Portuguese Cut
The Portuguese cut earned its reputation in the early 20th century when cutters in Lisbon popularised a multi-tiered wheel of rhomboid facets for quartz and topaz. With five pavilion tiers and a similarly dense crown, it trades the tidy profile of a brilliant for relentless sparkle—light breaks so many times that even modest material looks electrified.

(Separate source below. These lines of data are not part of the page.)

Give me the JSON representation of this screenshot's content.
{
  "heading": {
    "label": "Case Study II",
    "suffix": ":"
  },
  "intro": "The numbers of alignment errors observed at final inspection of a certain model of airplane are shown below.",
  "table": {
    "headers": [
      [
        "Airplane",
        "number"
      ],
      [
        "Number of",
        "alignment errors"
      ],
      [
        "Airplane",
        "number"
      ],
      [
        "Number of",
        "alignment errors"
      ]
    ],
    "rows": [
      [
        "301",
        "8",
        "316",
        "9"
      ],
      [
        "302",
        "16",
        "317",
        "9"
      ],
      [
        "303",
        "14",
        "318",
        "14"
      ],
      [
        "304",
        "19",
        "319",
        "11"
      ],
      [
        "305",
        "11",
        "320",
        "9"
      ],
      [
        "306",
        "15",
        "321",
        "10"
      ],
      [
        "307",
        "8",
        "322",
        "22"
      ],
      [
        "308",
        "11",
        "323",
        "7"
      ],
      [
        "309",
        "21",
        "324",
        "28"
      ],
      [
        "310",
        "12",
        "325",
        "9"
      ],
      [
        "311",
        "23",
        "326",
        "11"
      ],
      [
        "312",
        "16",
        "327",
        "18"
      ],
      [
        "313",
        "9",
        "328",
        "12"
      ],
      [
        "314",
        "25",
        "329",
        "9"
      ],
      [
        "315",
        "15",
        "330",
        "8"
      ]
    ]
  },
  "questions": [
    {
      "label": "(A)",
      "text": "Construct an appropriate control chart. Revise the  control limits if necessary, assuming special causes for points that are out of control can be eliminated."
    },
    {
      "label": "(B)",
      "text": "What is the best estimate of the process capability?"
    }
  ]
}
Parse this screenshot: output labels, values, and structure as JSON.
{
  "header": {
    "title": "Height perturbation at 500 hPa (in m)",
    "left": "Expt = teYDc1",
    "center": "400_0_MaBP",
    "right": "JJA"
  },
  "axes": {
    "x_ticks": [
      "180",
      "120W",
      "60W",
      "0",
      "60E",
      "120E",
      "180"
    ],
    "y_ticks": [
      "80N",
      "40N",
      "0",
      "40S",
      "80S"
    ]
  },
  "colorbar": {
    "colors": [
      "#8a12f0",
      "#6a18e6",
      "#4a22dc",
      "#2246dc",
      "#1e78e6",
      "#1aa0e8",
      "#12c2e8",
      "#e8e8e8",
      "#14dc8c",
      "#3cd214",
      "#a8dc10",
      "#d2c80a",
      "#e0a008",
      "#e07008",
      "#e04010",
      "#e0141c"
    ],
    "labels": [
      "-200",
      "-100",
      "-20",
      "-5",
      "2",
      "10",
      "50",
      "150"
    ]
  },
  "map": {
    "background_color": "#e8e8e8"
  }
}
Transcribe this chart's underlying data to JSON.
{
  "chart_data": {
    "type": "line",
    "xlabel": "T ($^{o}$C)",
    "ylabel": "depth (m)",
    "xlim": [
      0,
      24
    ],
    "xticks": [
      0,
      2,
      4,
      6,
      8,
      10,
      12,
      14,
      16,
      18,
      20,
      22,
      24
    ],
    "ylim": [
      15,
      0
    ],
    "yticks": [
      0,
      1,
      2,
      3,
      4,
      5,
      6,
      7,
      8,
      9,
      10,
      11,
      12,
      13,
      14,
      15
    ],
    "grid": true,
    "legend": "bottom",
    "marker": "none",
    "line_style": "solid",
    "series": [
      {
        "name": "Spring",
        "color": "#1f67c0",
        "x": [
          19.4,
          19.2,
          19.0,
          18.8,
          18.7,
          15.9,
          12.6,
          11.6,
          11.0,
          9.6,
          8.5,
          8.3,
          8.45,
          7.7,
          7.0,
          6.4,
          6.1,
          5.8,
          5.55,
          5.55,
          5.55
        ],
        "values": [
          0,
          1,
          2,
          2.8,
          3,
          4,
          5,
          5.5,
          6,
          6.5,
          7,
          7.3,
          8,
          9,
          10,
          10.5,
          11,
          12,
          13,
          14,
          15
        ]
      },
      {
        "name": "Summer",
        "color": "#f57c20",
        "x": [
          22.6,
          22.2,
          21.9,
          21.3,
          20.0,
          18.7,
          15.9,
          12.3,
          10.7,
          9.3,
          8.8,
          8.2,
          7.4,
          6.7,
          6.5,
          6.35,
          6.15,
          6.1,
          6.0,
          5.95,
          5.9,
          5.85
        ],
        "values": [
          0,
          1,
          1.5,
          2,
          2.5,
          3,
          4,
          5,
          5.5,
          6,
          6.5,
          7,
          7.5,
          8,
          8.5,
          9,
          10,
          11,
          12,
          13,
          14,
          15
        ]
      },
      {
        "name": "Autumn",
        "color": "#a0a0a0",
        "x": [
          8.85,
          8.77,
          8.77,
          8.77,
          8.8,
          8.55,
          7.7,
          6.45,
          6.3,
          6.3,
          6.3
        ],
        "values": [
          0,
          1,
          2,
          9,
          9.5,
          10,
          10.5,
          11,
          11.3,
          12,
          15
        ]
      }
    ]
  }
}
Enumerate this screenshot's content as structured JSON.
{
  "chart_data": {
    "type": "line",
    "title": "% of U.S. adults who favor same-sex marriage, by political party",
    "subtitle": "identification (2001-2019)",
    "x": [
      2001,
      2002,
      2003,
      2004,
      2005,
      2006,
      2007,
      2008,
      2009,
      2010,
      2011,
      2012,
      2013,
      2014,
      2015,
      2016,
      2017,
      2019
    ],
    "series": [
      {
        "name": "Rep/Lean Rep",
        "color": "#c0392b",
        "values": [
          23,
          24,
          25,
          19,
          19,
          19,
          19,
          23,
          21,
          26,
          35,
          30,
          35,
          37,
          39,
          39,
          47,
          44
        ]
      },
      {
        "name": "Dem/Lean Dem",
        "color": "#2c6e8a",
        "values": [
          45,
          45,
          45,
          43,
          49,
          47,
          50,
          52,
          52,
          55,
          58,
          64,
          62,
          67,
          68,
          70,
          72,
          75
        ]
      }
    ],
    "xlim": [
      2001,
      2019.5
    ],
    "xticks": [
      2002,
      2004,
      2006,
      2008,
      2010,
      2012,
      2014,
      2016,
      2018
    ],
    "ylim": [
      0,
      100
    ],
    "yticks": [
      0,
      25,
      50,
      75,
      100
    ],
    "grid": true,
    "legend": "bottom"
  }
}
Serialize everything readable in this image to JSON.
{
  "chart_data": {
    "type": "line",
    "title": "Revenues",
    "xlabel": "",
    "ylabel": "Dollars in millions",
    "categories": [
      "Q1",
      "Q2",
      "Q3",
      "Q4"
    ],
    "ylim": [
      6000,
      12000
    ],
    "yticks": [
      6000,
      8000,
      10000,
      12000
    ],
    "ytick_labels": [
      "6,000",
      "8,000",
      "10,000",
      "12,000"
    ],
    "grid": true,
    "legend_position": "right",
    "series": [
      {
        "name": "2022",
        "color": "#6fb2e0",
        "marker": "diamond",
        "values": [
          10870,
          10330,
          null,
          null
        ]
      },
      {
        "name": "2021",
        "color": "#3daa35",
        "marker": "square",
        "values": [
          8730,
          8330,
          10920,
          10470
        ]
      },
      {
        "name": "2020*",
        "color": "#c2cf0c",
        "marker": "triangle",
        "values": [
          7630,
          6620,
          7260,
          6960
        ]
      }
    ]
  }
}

Traditional instructions were guarded, but the version below mirrors the ratios published by Vargas in Faceting for Amateurs. The pavilion angle starts at 62° and cascades down in 5° steps; the crown mirrors the same rhythm. In ProFacet every bracketed literal (for example [62], [57], [46], etc.) is individually optimisable, so after loading the spec try nudging the upper tiers or letting the optimizer push them. Expect a tangible performance boost—brighter average intensity and richer scintillation—at the cost of a slightly less refined look.
FSL Spec
set name "Portuguese Cut"
set ri 1.54
set gear 96
set cube 3
G1 0 @ 90 : size x 16
P1 0 @ [62] : cp
P2 3 @ [57] : gp
P3 0 @ [52] : mp(P1)
P4 3 @ [47] : mp(P2)
P5 0 @ [42] : mp(P3)
C1 0 @ [46] : mp(P1) +girdle
C2 3 @ [41] : gp
C3 0 @ [36] : mp(C1)
C4 3 @ [31] : mp(C2)
C5 0 @ [26] : mp(C3)
C6 0 @ 0.00 : mp(C4) x1
Interactive View
Note: Be aware that with extreme adjustments the stone begins to lose the Portuguese cut’s characteristic look.